Published February 24, 1915
Paul Cassirer was born in February 1871 in Gorlitz, Germany. He started out as a student of art history, and then became a writer in 1890s Munich, where he worked for the weekly magazine Simplicissimus. Cassirer moved to Berlin and opened an art gallery. In 1901 Cassirer visited Julien Leclercq’s retrospective of Van Gogh’s work, and later that year he organized the inclusion of five Van Gogh canvases in the May show of the Berlin Secession.

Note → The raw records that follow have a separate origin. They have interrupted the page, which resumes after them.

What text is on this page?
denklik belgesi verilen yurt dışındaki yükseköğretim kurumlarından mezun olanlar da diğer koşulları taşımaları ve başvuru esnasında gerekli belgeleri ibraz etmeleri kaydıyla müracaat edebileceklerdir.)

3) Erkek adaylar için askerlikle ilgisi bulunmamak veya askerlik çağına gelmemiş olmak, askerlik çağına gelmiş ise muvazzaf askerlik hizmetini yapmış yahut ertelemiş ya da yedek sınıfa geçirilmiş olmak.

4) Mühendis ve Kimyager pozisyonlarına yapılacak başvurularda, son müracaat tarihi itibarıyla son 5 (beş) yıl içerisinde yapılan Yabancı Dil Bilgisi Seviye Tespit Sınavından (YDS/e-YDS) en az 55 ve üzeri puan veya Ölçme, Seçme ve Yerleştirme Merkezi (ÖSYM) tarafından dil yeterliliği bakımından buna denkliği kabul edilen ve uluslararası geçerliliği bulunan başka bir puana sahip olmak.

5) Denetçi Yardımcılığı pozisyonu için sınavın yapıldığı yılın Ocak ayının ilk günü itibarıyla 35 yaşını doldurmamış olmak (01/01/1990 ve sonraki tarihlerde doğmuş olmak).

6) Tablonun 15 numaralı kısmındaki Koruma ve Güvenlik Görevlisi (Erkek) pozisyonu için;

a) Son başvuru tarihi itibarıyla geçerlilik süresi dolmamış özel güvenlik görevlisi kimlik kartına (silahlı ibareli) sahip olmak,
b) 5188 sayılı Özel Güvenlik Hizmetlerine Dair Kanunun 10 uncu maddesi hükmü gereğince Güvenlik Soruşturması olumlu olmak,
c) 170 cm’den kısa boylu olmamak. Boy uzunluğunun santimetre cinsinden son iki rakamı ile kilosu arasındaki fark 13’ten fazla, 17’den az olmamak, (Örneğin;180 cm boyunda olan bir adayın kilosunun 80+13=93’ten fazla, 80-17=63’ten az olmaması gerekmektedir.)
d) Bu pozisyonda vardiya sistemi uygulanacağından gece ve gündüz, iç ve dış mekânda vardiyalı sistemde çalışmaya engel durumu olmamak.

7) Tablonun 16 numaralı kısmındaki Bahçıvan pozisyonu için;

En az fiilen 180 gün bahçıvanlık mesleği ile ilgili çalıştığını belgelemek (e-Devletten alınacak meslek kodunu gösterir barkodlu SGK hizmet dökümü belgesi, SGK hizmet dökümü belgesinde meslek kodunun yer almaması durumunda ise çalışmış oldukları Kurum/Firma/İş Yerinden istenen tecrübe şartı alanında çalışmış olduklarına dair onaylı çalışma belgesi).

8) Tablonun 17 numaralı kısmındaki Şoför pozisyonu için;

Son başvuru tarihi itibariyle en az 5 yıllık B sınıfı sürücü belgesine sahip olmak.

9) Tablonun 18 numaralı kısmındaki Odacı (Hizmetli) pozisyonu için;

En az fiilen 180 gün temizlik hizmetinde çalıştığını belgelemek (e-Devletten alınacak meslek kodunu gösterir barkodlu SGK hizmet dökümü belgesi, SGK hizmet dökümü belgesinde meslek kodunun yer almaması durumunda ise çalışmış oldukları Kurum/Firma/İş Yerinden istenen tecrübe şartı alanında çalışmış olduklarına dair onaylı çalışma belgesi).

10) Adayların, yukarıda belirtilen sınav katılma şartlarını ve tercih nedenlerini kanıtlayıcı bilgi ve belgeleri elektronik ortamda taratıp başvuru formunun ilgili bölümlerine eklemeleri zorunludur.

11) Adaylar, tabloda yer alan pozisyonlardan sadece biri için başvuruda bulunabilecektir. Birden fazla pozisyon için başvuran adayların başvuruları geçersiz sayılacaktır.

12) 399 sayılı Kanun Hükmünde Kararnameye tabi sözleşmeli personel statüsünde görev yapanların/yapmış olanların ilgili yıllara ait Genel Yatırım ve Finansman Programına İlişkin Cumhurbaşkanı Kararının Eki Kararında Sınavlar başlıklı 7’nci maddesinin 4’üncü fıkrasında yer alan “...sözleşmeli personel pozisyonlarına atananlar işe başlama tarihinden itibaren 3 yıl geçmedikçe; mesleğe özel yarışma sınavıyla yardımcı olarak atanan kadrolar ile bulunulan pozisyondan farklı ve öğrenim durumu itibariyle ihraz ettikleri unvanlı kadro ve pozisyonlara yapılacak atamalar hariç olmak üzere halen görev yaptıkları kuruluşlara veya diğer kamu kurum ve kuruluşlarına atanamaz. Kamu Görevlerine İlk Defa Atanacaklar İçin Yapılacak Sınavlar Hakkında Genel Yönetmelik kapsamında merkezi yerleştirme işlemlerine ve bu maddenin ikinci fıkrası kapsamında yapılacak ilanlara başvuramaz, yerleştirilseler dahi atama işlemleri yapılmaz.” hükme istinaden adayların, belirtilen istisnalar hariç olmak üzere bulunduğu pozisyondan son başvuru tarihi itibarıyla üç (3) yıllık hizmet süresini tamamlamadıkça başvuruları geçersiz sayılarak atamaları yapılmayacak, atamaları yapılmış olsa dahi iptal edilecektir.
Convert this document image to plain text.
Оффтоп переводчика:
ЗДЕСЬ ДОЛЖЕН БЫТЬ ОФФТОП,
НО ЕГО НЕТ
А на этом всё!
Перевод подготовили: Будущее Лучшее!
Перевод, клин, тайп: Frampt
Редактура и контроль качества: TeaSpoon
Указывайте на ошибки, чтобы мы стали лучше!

In August 1914, Paul Cassirer began publishing KREIGZEIT – War Time – a weekly four-page broadsheet of artistic responses to World War I. Most of the artists were affiliated with the Berlin Secession, the progressive exhibiting society that had frequently clashed with imperial art policies. But KREIGZET greeted the war with enthusiasm and has confidence in the military under Kaiser Wilhelm II in the righteousness of the German cause. Max Liebermann was featured on the cover for the first issue, depicting a mass surging in support of the Emperor’s declaration of war. Käthe Kollwitz’ contributed Das Bangen (Fear) in October 1914, showing an anxious-looking woman. Within a month Kollwitz would lose her own son, Peter killed in combat in November 1914, Contributions include portraits of military leaders, scenes of military victories, sanitized images of daily life as a soldier, and caricatures of the enemy. All proceeds benefited an organization supporting destitute artists.
On February 24, 1915 KREIGZEIT, No. 28, featured artwork on the inside back cover by Ernst Barlach, a German expressionist sculptor, print-maker and writer who captures the suffering of civilians in this drawing.